Brexit "could give the EU the opportunity to add the UK to the list" of countries that are deemed "high risk" when it comes to money laundering. This is the fear of Mr Avinash Persaud, chairman of Elara Capital Limited and emeritus professor of the Gresham College of London.
He explained his thinking in two columns: the first one published in "Economic and political weekly" on April 15th, the second one titled "London: the money laundering capital of the world" published in "Prospect magazine" on April 27th.
Experiment on shell companies
The experiment "Global Shell Games" supports his thesis.
It is explained in a study published in 2012 by three academics: Michael Findley, Assistant Professor at the University of Texas, Daniel Nielson, Associate Professor at Brigham Young University, and Jason Sharman, Professor at the Griffith University, Australia.
They tried to verify how difficult or easy it is to obtain an untraceable shell company in several countries, sending test emails to Corporate Service Providers (CSP) and classifying their answers. They concluded that it is more than three times harder to obtain a shell company in tax havens than in some developed countries, including the UK.
The case of the British Aerospace Systems
It's not hard to believe. As quoted in the study, the British arms firm BAE (British Aerospace) Systems pleaded guilty in 2010 in the case which saw it pass secret funds through a series of middle-men and shell companies incorporated in Britain and the British Virgin Islands to key Saudi officials responsible for approving massive arms purchase from BAE.
The key to avoiding money laundering would be to know the beneficial owner of the shell companies, guessed the academics.
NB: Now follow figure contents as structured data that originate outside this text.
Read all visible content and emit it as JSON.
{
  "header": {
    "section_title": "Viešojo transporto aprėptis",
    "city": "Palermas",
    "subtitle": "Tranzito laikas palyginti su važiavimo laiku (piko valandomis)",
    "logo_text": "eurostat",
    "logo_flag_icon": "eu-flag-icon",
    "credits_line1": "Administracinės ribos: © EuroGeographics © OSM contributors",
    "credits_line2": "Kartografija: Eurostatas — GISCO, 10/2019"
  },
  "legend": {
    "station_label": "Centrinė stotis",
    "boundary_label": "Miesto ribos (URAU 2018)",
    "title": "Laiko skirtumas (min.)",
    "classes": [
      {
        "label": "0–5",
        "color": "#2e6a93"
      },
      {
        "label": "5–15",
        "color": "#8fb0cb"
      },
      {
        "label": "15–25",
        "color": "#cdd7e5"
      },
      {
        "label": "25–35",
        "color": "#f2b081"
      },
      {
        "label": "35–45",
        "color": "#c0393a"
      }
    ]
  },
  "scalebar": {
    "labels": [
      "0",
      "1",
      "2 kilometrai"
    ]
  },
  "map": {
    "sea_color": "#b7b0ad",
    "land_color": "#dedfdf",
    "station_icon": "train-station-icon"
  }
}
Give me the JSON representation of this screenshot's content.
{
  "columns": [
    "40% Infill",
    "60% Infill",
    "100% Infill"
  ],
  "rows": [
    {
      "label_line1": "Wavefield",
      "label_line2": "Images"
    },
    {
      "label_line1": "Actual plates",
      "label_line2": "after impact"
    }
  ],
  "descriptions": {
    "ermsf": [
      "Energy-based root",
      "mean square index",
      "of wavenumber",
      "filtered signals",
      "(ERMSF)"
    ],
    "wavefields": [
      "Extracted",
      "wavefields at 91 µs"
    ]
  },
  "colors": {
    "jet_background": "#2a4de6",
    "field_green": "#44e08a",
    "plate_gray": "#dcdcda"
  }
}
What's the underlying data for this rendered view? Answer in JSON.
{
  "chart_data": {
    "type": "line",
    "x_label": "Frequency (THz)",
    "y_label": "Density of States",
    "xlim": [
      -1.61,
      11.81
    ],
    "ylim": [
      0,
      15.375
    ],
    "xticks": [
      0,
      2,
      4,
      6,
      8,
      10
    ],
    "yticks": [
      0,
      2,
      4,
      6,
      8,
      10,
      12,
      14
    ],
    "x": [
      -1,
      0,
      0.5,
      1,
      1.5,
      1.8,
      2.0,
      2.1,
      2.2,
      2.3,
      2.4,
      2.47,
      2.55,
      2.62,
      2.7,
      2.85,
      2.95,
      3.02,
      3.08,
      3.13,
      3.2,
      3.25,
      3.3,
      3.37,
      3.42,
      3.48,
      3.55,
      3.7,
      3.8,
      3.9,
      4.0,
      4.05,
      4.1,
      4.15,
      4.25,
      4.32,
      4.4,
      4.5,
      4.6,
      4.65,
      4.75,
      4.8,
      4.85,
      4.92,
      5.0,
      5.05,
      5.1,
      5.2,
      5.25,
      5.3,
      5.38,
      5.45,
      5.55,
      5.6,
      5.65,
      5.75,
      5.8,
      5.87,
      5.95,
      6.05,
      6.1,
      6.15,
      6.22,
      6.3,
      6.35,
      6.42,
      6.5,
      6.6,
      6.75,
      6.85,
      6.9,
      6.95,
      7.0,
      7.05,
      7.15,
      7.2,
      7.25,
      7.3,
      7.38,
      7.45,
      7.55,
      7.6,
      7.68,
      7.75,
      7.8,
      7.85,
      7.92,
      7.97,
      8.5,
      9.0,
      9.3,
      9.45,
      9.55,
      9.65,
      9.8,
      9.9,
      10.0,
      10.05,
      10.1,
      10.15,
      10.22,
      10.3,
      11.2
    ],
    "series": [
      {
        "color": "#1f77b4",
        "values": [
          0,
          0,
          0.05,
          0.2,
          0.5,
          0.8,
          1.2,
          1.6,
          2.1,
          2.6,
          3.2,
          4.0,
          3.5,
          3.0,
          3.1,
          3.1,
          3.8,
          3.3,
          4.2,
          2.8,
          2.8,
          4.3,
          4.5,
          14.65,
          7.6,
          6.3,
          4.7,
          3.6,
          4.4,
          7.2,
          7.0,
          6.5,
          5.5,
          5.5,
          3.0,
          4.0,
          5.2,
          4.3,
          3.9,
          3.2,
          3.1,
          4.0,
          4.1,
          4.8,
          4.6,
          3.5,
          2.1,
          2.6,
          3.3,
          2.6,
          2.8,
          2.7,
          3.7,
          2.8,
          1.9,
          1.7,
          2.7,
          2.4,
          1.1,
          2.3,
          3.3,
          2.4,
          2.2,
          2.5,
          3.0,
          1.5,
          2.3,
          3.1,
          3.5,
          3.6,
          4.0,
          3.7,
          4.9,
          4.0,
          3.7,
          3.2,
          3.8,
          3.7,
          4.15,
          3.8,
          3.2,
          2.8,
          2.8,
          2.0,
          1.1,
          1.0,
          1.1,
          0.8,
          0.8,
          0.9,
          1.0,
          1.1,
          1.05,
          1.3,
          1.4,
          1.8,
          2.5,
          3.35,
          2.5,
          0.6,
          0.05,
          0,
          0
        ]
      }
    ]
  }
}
It would be established in three ways: through strong law enforcement powers, through company registries or finally through CSP. The last one seems to be the best one, according to the study, but only licensing and regulating providers, imposing on them to collect proof of identification: many countries don't do it.
EU policies
However, if it's true that the experiment showed the UK is one of the easiest countries to establish a shell company, other European countries, such as Poland and Lithuania, are easier than the UK to do it, according to the study.
Furthermore, European Union has some problems to classify the non-cooperative countries.
In January, the EU Commission draw up a blacklist of state risk of money laundering: there were eleven countries, but it was rejected by the European Parliament, requesting to be expanded and pretending EU to be more ambitious than simply copy-pasting the list of the Financial Action Task Force. Instead, there are thirty countries in the European offshore blacklist (comprehending European mini-countries Guernsey, Andorra and Monaco), but financially discreet countries were missing, such as Switzerland, the US and the UK.
Moreover, last February EU member states sent a letter to 92 countries informing them that they will be "screened" with a view to inclusion in a future blacklist of tax havens. The US seems to be among the addresses, too; not, of course, the UK which is still formally part of the EU. Something could change, above all during the difficult negotiation for the Brexit.